Medient, Effingham IDA Press Forward for New Memorandum of Understanding
Friday, September 26th, 2014
The Effingham County board of directors met Thursday evening, September 25, for its monthly meeting. Last week’s regularly-scheduled IDA board meeting was postponed until September 25, because of a schedule conflict with the Georgia Economic Development conference that was in town last week according to John Henry, CEO at the IDA.
The agenda, as well as the concluding comments of the last meeting indicated that all outstanding items needed from Medient to the IDA would be provided, including a supplemental Memorandum of Understanding (MOU) between Medient and the County that could be presented for final approval by the IDA board.
However, no new documents were ready. “We are closer on the new agreement,” said Ted Corello, attorney for the IDA. “I think we’re a lot closer but we need another draft that will get kicked out and circulated to everybody. We’ve made substantial progress,” he said.

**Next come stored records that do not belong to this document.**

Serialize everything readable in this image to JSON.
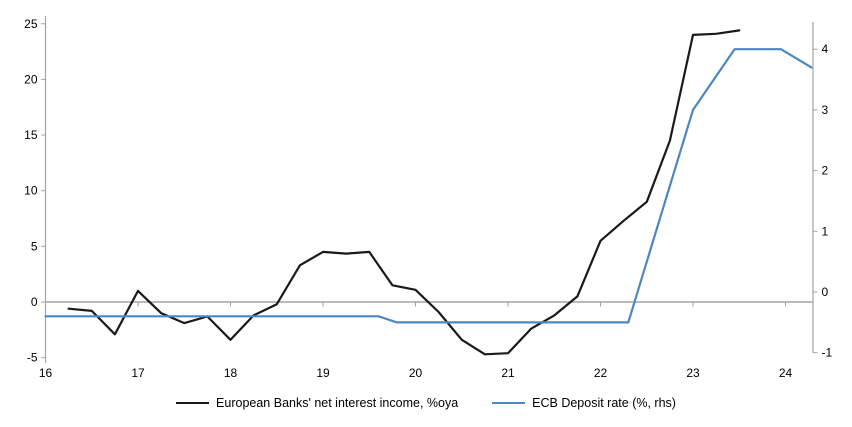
{
  "chart_data": {
    "type": "line",
    "title": "",
    "x_axis": {
      "ticks": [
        16,
        17,
        18,
        19,
        20,
        21,
        22,
        23,
        24
      ],
      "range": [
        16,
        24.3
      ],
      "baseline_value": 0
    },
    "left_axis": {
      "ticks": [
        -5,
        0,
        5,
        10,
        15,
        20,
        25
      ],
      "range": [
        -5,
        25
      ]
    },
    "right_axis": {
      "ticks": [
        -1,
        0,
        1,
        2,
        3,
        4
      ],
      "range": [
        -1,
        4.4
      ]
    },
    "grid": "zero-line-only",
    "legend_position": "bottom-center",
    "series": [
      {
        "name": "European Banks' net interest income, %oya",
        "axis": "left",
        "color": "#1a1a1a",
        "points": [
          [
            16.25,
            -0.6
          ],
          [
            16.5,
            -0.8
          ],
          [
            16.75,
            -2.9
          ],
          [
            17.0,
            1.0
          ],
          [
            17.25,
            -1.0
          ],
          [
            17.5,
            -1.9
          ],
          [
            17.75,
            -1.3
          ],
          [
            18.0,
            -3.4
          ],
          [
            18.25,
            -1.2
          ],
          [
            18.5,
            -0.2
          ],
          [
            18.75,
            3.3
          ],
          [
            19.0,
            4.5
          ],
          [
            19.25,
            4.35
          ],
          [
            19.5,
            4.5
          ],
          [
            19.75,
            1.5
          ],
          [
            20.0,
            1.1
          ],
          [
            20.25,
            -0.9
          ],
          [
            20.5,
            -3.4
          ],
          [
            20.75,
            -4.7
          ],
          [
            21.0,
            -4.6
          ],
          [
            21.25,
            -2.4
          ],
          [
            21.5,
            -1.2
          ],
          [
            21.75,
            0.5
          ],
          [
            22.0,
            5.5
          ],
          [
            22.25,
            7.3
          ],
          [
            22.5,
            9.0
          ],
          [
            22.75,
            14.5
          ],
          [
            23.0,
            24.0
          ],
          [
            23.25,
            24.1
          ],
          [
            23.5,
            24.4
          ]
        ]
      },
      {
        "name": "ECB Deposit rate (%, rhs)",
        "axis": "right",
        "color": "#4e86c0",
        "points": [
          [
            16.0,
            -0.4
          ],
          [
            19.6,
            -0.4
          ],
          [
            19.8,
            -0.5
          ],
          [
            22.3,
            -0.5
          ],
          [
            23.0,
            3.0
          ],
          [
            23.45,
            4.0
          ],
          [
            23.95,
            4.0
          ],
          [
            24.28,
            3.7
          ]
        ]
      }
    ]
  },
  "colors": {
    "background": "#ffffff",
    "axis": "#a3a3a3",
    "zero_line": "#a3a3a3",
    "tick_label": "#000000",
    "nii_line": "#1a1a1a",
    "ecb_line": "#4e86c0"
  }
}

The IDA’s Medient Committee, along with Medient leadership and lawyer for IDA, have been meeting via regular Tuesday morning conference calls, to “stay on top of these outstanding items that are required for the master plan approval process,” said Henry. “We’re almost there,” said Henry. “The only thing we have left to address is the supplemental agreement. We’ve really focused on that and had to re-craft that.” he said. “That will act as an amendment to the existing MOU.”
Henry reported that Medient had delivered most of the other outstanding items, including the proposed development schedule, job creation estimates, cost abatement plan and capital investment commitment. “We are still waiting on a water/sewer demands, but that will come when the [new] master plan is fleshed out,” he said. “That is still outstanding but we expect it to be until the engineers have revised their plans a little further.” Also outstanding is the Development Regional Impact (DRI) statement.

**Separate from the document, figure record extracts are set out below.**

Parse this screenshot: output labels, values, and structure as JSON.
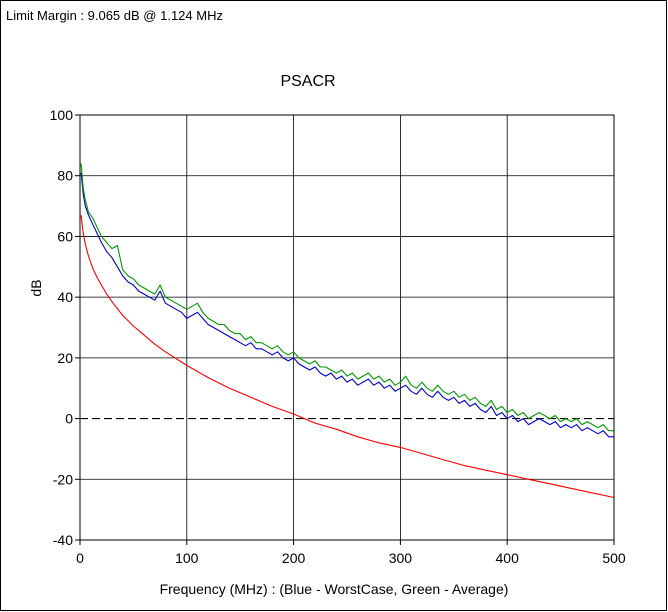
{
  "header": {
    "limit_margin": "Limit Margin : 9.065 dB @ 1.124 MHz"
  },
  "chart_data": {
    "type": "line",
    "title": "PSACR",
    "xlabel": "Frequency (MHz) : (Blue - WorstCase, Green - Average)",
    "ylabel": "dB",
    "xlim": [
      0,
      500
    ],
    "ylim": [
      -40,
      100
    ],
    "x_ticks": [
      0,
      100,
      200,
      300,
      400,
      500
    ],
    "y_ticks": [
      -40,
      -20,
      0,
      20,
      40,
      60,
      80,
      100
    ],
    "grid": true,
    "reference_line": {
      "y": 0,
      "style": "dashed",
      "color": "#000000"
    },
    "series": [
      {
        "color": "#0000cc",
        "x": [
          1,
          3,
          5,
          8,
          12,
          16,
          20,
          25,
          30,
          35,
          40,
          45,
          50,
          55,
          60,
          65,
          70,
          75,
          80,
          85,
          90,
          95,
          100,
          105,
          110,
          115,
          120,
          125,
          130,
          135,
          140,
          145,
          150,
          155,
          160,
          165,
          170,
          175,
          180,
          185,
          190,
          195,
          200,
          205,
          210,
          215,
          220,
          225,
          230,
          235,
          240,
          245,
          250,
          255,
          260,
          265,
          270,
          275,
          280,
          285,
          290,
          295,
          300,
          305,
          310,
          315,
          320,
          325,
          330,
          335,
          340,
          345,
          350,
          355,
          360,
          365,
          370,
          375,
          380,
          385,
          390,
          395,
          400,
          405,
          410,
          415,
          420,
          425,
          430,
          435,
          440,
          445,
          450,
          455,
          460,
          465,
          470,
          475,
          480,
          485,
          490,
          495,
          500
        ],
        "values": [
          81,
          74,
          70,
          67,
          64,
          61,
          58,
          55,
          53,
          50,
          47,
          45,
          44,
          42,
          41,
          40,
          39,
          42,
          38,
          37,
          36,
          35,
          33,
          34,
          35,
          33,
          31,
          30,
          29,
          28,
          27,
          26,
          25,
          24,
          25,
          23,
          23,
          22,
          21,
          22,
          20,
          19,
          20,
          18,
          17,
          16,
          17,
          15,
          14,
          15,
          13,
          14,
          12,
          13,
          11,
          12,
          13,
          11,
          12,
          10,
          11,
          9,
          10,
          11,
          9,
          8,
          10,
          8,
          7,
          9,
          7,
          6,
          7,
          5,
          6,
          4,
          5,
          3,
          2,
          4,
          1,
          2,
          0,
          1,
          -1,
          0,
          -2,
          -1,
          0,
          -1,
          -2,
          -1,
          -3,
          -2,
          -3,
          -2,
          -4,
          -3,
          -4,
          -5,
          -4,
          -6,
          -6
        ]
      },
      {
        "color": "#009900",
        "x": [
          1,
          3,
          5,
          8,
          12,
          16,
          20,
          25,
          30,
          35,
          40,
          45,
          50,
          55,
          60,
          65,
          70,
          75,
          80,
          85,
          90,
          95,
          100,
          105,
          110,
          115,
          120,
          125,
          130,
          135,
          140,
          145,
          150,
          155,
          160,
          165,
          170,
          175,
          180,
          185,
          190,
          195,
          200,
          205,
          210,
          215,
          220,
          225,
          230,
          235,
          240,
          245,
          250,
          255,
          260,
          265,
          270,
          275,
          280,
          285,
          290,
          295,
          300,
          305,
          310,
          315,
          320,
          325,
          330,
          335,
          340,
          345,
          350,
          355,
          360,
          365,
          370,
          375,
          380,
          385,
          390,
          395,
          400,
          405,
          410,
          415,
          420,
          425,
          430,
          435,
          440,
          445,
          450,
          455,
          460,
          465,
          470,
          475,
          480,
          485,
          490,
          495,
          500
        ],
        "values": [
          84,
          76,
          72,
          68,
          66,
          63,
          60,
          58,
          56,
          57,
          49,
          47,
          46,
          44,
          43,
          42,
          41,
          44,
          40,
          39,
          38,
          37,
          36,
          37,
          38,
          35,
          33,
          32,
          31,
          31,
          29,
          28,
          28,
          26,
          27,
          25,
          25,
          24,
          23,
          24,
          22,
          21,
          22,
          20,
          19,
          18,
          19,
          17,
          17,
          16,
          15,
          16,
          14,
          15,
          13,
          14,
          15,
          13,
          14,
          12,
          13,
          11,
          12,
          14,
          11,
          10,
          12,
          10,
          9,
          11,
          9,
          8,
          9,
          7,
          8,
          6,
          7,
          5,
          4,
          6,
          3,
          4,
          2,
          3,
          1,
          2,
          0,
          1,
          2,
          1,
          0,
          1,
          -1,
          0,
          -1,
          0,
          -2,
          -1,
          -2,
          -3,
          -2,
          -4,
          -4
        ]
      },
      {
        "color": "#ff0000",
        "x": [
          1,
          3,
          5,
          8,
          12,
          16,
          20,
          25,
          30,
          40,
          50,
          60,
          70,
          80,
          100,
          120,
          140,
          160,
          180,
          200,
          220,
          240,
          260,
          280,
          300,
          320,
          340,
          360,
          380,
          400,
          420,
          440,
          460,
          480,
          500
        ],
        "values": [
          67,
          61,
          57.5,
          53.5,
          49.5,
          46.5,
          44,
          41,
          38.5,
          34,
          30.5,
          27.5,
          24.5,
          22,
          17.5,
          13.5,
          10,
          7,
          4,
          1.5,
          -1.5,
          -3.5,
          -6,
          -8,
          -9.5,
          -11.5,
          -13.5,
          -15.5,
          -17,
          -18.5,
          -20,
          -21.5,
          -23,
          -24.5,
          -26
        ]
      }
    ]
  }
}
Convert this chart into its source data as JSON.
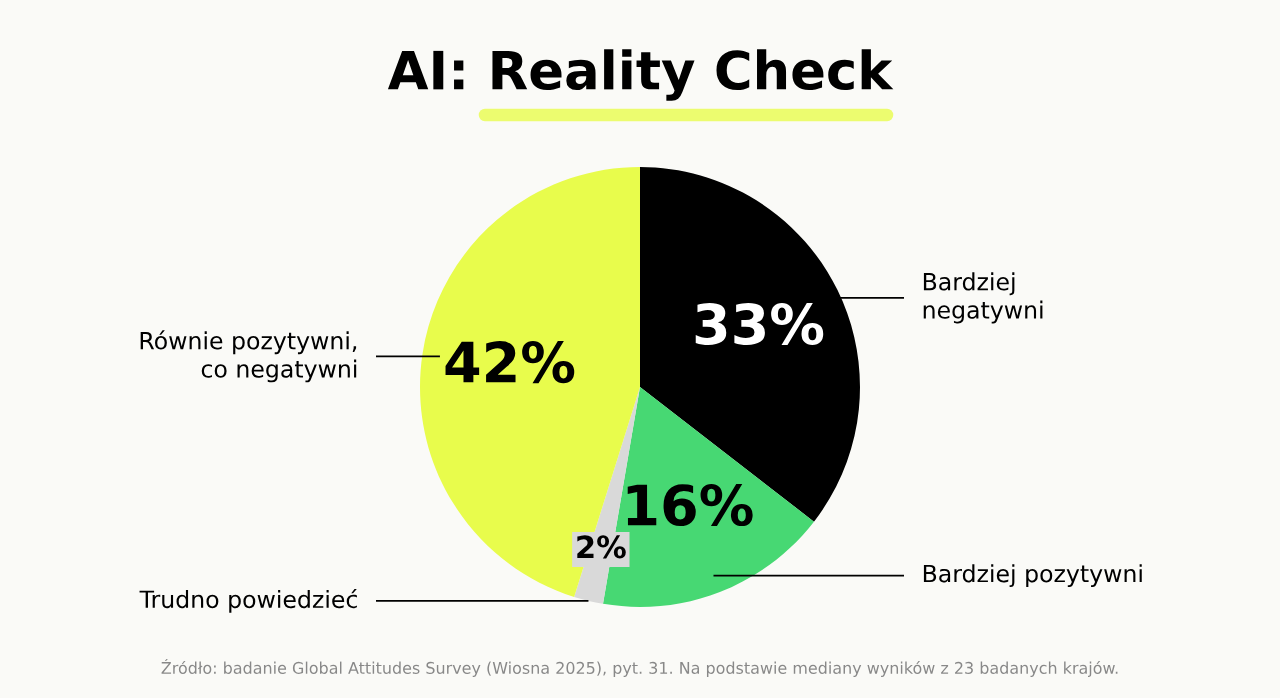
{
  "chart_data": {
    "type": "pie",
    "title": "AI: Reality Check",
    "categories": [
      "Bardziej\nnegatywni",
      "Bardziej pozytywni",
      "Trudno powiedzieć",
      "Równie pozytywni,\nco negatywni"
    ],
    "values": [
      33,
      16,
      2,
      42
    ],
    "colors": [
      "#000000",
      "#47d873",
      "#d9d9d9",
      "#e8fc4c"
    ],
    "value_labels": [
      "33%",
      "16%",
      "2%",
      "42%"
    ],
    "annotations": [
      "Źródło: badanie Global Attitudes Survey (Wiosna 2025), pyt. 31. Na podstawie mediany wyników z 23 badanych krajów."
    ]
  }
}
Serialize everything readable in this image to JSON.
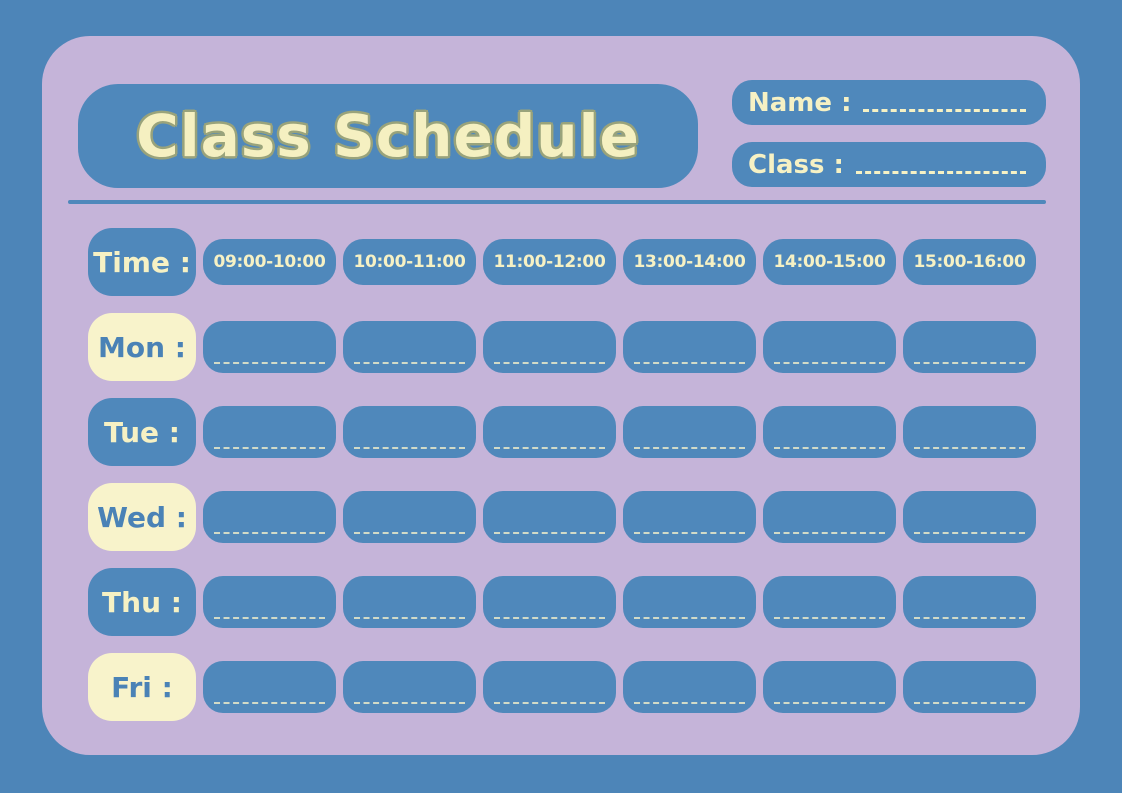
{
  "poster": {
    "title": "Class Schedule",
    "name_field_label": "Name :",
    "class_field_label": "Class :"
  },
  "schedule": {
    "time_header": "Time :",
    "time_slots": [
      "09:00-10:00",
      "10:00-11:00",
      "11:00-12:00",
      "13:00-14:00",
      "14:00-15:00",
      "15:00-16:00"
    ],
    "days": [
      "Mon :",
      "Tue :",
      "Wed :",
      "Thu :",
      "Fri :"
    ]
  },
  "colors": {
    "background_blue": "#4d85b8",
    "panel_lavender": "#c5b4d9",
    "card_blue": "#4f88bb",
    "cream": "#f8f3cb",
    "title_text_cream": "#f5f0c1",
    "title_outline_olive": "#99a37b",
    "day_text_blue": "#4a82b6"
  }
}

Henry said he expects the proposed new MOU to be ready for the next board meeting, now rescheduled for October 21, to give the committee time to finish its work. “The next step is the workshop that was contemplated at the last board meeting so that we can set down with all the information here and go through it and actually file for the master plan,” said Henry. “I think we have enough information now that we can pull it all together and make some sort of decision once we have the supplemental agreement.”
The newest revisions of the documents are not available to the public yet, said Henry. “They are under attorney/client privilege right now until everyone has had a chance to review them and decide what the final documents are going to look like,” said Henry.